To date, EU-hating, abortion-loathing, gay marriage-despising Old Etonian MP Jacob Rees Mogg hasn't featured in the show as a future British Prime Minister, and long may that oversight continue. It's bad enough that bampots on this side of the Atlantic believe he could perform that role without The Simpsons tempting fate, a la President Trump.

And yes, you did read that correctly: some people think Rees Mogg would make a spiffing PM. Some of them are readers of the Conservative Home website who, when surveyed on the question, have an alarming tendency to propose him for No 10. Another booster is fresh-faced right-wing journalist Tim Stanley of The Telegraph. “Jacob Rees Mogg would make a fine Prime Minister,” he wrote last week, tongue nowhere near cheek. So just as Jeremy Corbyn had Momentum helping him take over the Labour Party from the back benches, so does J-ReMo have something similar. Call it Moggmentum if you like. There's even a website, Ready For Mogg, where you can pledge your support.

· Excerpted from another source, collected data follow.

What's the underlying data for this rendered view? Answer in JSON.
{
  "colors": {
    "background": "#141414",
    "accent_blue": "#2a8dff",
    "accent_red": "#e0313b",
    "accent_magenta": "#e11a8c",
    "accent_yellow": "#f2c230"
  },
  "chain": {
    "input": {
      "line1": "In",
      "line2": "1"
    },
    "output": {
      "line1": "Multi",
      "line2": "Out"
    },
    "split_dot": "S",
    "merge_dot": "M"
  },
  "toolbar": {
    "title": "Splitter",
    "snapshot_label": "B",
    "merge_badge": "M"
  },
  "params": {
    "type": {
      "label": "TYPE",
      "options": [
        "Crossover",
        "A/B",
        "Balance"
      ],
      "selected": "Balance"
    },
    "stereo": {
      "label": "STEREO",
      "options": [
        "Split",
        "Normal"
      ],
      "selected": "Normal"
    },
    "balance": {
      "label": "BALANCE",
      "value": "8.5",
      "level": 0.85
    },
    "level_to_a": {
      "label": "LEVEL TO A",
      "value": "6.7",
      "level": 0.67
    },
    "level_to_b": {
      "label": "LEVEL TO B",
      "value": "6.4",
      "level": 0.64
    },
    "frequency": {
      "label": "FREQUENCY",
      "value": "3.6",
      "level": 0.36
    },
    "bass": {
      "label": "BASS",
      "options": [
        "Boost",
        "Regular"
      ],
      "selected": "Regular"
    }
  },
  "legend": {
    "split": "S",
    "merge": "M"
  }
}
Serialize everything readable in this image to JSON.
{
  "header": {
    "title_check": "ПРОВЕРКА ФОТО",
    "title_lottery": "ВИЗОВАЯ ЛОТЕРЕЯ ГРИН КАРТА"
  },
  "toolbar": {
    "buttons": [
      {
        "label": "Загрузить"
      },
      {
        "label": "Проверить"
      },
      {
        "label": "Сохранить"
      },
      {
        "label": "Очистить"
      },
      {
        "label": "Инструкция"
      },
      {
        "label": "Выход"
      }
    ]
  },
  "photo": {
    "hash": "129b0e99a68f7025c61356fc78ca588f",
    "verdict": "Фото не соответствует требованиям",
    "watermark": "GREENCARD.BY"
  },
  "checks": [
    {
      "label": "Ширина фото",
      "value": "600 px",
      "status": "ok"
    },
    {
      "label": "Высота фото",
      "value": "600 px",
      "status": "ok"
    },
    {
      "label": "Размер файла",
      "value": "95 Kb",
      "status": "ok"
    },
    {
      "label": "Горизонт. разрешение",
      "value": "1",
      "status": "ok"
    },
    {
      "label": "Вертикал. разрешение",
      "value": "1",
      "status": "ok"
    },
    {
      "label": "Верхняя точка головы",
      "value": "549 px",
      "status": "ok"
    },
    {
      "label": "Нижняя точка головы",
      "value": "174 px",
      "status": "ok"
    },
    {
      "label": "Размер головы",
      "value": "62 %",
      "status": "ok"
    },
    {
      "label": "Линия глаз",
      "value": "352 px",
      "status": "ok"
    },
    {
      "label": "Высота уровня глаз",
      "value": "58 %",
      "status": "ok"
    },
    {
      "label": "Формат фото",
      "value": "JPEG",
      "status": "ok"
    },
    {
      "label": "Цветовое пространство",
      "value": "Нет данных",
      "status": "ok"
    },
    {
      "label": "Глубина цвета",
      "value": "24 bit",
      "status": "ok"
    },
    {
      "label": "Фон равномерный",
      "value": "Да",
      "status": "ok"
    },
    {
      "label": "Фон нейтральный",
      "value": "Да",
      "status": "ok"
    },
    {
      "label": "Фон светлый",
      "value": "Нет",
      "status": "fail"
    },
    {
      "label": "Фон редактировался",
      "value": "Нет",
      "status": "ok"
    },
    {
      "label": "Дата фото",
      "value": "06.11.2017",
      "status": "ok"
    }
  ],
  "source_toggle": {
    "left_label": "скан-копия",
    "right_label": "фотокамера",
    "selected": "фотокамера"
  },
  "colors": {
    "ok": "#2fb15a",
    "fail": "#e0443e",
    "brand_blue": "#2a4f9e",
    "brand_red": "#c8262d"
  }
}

I've signed it, and became the 25,852nd person to do so. Mind you, I gave my name as Lisa Simpson.

Clown warfare

IT'S true that snakes in toilets, bats in kitchens and Rees Moggs in Downing Street are all horrifying propositions, but they're nothing compared to the terror that clowns can instil in otherwise rational humans. Coulrophobia is the name given to fear of them and sufferers will have a torrid time over the next few weeks as It, a new film version of Stephen King's 1986 novel, works its way though the multiplexes. It features a scary clown called Pennywise, who lurks in the sewers of a fictional American town – called Derry, funnily enough. But mindful of a spate of real-life incidents in 2016 in which real people dressed up as clowns and committed acts of violence, police in Pennsylvania are urging anyone who sees a scary clown to call its dedicated, toll-free Terrorism Tip Line. There's also an app which allows coulrophobes to photograph said clowns and have the image sent straight to the state's Criminal Intelligence Centre. The moral of the story? If you're planning a trip to the flicks to see It, don't go dressed as a clown.